Poltak Hotradero dengan mudah akan menguliti keunggulan sagu, sukun, jagung dibandingkan beras dan memaparkannya dengan sangat menarik. Bahkan saya yakin @panca66 juga akan aktif memopulerkan makanan non-beras sebagai sumber energi yang baik dan wajib dikonsumsi sebelum memulai perkelahian (Peace, Mas Panca).

Jika program ini berjalan dan menjadi domain publik mengingat begitu banyaknya kelas menengah terlibat ikhlas dan gratis menyukseskannya, dampak utama adalah penurunan konsumsi beras secara nasional dimulai dari perkotaan. Jika seluruh rakyat mengurangi konsumsi beras 10-20%, maka akan ada cadangan sisa beras produksi nasional menembus 3,5-7 juta ton per tahun. Bukan hanya swasembada, Indonesia malah bisa ekspor beras.

”Masyarakat, terutama kelas menengah ngehe, lebih menghormati dan menikmati pangan lokal yang variasinya luar biasa banyak”

Bisnis kuliner berbasis produk lokal akan meningkat. Berpadu dengan pertumbuhan ekonomi kreatif yang mendukungnya. Masyarakat — terutama kelas menengah ngehe — lebih menghormati dan menikmati pangan lokal yang variasinya luar biasa banyak.

Program strategis ini pasti memakan biaya. Namun perkiraan saya sangat rendah dibanding rencana negara membangun 49 waduk yang berbiaya 5-7 triliun per unit, sumbangan traktor, subsidi pupuk, benih, irigasi tersier dan program (maaf) mercusuar lainnya.

Targetnya toh sama, RI swasembada beras dalam tiga tahun. Bedanya, program pengubahan lifestyle biayanya jauuuuuuuuuh lebih rendah dibanding pembangunan fisik yang rawan korupsi dan keterlambatan proyek.
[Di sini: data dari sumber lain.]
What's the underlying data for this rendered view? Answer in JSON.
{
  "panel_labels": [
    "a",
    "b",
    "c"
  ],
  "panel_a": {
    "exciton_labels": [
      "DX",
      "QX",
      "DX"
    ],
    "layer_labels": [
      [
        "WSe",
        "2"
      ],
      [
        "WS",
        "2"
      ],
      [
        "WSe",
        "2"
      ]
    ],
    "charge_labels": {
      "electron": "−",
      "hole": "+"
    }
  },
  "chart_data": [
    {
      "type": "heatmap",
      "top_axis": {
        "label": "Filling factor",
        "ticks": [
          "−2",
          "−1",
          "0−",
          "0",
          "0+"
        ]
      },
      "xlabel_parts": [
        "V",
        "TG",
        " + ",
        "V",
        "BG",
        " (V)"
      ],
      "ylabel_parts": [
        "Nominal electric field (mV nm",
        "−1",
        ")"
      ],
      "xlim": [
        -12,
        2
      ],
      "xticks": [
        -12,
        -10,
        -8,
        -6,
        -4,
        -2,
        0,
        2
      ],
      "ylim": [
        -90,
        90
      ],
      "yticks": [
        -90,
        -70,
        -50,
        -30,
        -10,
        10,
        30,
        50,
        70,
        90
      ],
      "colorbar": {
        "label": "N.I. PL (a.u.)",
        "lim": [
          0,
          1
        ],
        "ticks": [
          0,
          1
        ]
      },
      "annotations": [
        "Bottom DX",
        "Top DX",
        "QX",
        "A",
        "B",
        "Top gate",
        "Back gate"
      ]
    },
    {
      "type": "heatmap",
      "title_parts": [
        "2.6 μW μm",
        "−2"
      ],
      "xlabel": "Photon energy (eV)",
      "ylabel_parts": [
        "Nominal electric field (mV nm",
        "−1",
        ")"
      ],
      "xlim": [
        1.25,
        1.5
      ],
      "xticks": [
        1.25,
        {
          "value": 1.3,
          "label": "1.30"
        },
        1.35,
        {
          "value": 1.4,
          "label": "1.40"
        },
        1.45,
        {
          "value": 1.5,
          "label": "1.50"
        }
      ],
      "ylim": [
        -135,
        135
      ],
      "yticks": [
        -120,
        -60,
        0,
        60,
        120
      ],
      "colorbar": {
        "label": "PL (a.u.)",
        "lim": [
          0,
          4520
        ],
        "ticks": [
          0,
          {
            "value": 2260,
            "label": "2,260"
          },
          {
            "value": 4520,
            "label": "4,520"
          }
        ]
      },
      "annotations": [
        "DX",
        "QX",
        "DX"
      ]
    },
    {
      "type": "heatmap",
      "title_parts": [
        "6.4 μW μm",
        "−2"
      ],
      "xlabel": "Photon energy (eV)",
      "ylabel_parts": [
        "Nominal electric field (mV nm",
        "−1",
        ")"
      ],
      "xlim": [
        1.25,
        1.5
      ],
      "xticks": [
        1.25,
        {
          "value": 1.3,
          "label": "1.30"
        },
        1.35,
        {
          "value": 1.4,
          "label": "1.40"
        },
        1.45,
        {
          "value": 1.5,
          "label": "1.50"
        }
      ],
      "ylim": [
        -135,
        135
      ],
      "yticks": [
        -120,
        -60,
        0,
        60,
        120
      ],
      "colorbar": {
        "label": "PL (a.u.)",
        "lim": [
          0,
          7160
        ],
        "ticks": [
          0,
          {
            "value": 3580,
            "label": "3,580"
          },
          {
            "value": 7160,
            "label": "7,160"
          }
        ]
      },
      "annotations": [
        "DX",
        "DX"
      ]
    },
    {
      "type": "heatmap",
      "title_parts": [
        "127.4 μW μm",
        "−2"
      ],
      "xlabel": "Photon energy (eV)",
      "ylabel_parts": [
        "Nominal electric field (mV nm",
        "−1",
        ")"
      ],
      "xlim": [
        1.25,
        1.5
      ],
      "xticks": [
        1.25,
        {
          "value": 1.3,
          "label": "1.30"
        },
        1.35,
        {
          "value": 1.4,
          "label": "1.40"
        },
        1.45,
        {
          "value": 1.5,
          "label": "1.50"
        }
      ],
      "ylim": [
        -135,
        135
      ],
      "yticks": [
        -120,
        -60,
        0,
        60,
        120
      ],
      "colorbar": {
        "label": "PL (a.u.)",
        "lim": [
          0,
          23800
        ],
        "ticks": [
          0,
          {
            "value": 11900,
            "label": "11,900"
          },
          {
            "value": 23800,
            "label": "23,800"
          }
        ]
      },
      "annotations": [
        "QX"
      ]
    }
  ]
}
Mungkin kalau presiden tidak (belum) tertarik dengan program sederhana yang minim budget ini, kita saja yang memulai. Bagaimana Kak @unilubis, Mas @nukman? Kapan kita mulai? —Rappler.com

Kokok Herdhianto Dirgantoro adalah mantan wartawan, mantan karyawan bank, kini ia mengelola kantor konsultan di bidang komunikasi strategis. Meski demikian, ia sangat berminat belajar seputar isu ekonomi. Gaya menulisnya humoris, tapi sarat analisis. Follow Twitter-nya @kokokdirgantoro 

 

Add a comment

Sort by

There are no comments yet. Add your comment to start the conversation.

Summarize this article with AI

How does this make you feel?

Loading
Download the Rappler App!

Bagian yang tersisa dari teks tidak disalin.